Like passengers in a crowded subway car, cells try to limit contact with their neighbors. Otani et al. on page 135 identify a protein that helps cells minimize their closeness by keeping their membranes taut.

Subway passengers can pull in their elbows, but cells in an epithelial layer cannot avoid touching other cells. Instead, they tend to assume a hexagonal shape in which the membrane is stretched tight. Previous studies suggest that the proteins cadherin and actin help structure the adherens junctions that form at the borders where cells meet. The mystery is, what controls the membrane's tension between these intersections?

To find out, Otani et al. investigated the little-studied protein Tuba, which belongs to a group of factors that indirectly regulate actin. The researchers found that Tuba built up at cell edges. Cutting its levels with RNAi caused the cell membrane to sag, indicating that the molecule helps tighten the structure. In normal cells, a mesh of cadherin and actin runs along the inside of the membrane and connects to the adherens junction. But in the Tuba-depleted cells, the cadherin network fractured, and fewer strong, thick actin fibers were present.

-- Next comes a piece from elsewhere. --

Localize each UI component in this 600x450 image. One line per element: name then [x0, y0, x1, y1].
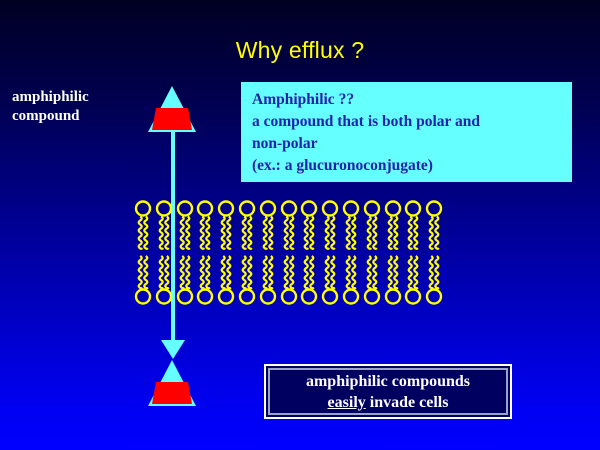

Tuba switches on Cdc42, one of the RhoGTPases that regulates actin. Like Tuba, Cdc42 accumulated at cell–cell junctions, the researchers discovered. Reducing Cdc42 activity in cells produced the same cadherin and actin defects as RNAi. But if the Tuba knock-down cells made a hyperactive version of Cdc42, their membranes were taut.

The results suggest that Tuba controls the tension of the cell membrane by adjusting actin polymerization through Cdc42. The finding makes sense, the researchers note, because actin helps regulate the elasticity of the cell surface. The actin network might keep cells in shape by bracing the membrane and helping the boundaries remain straight.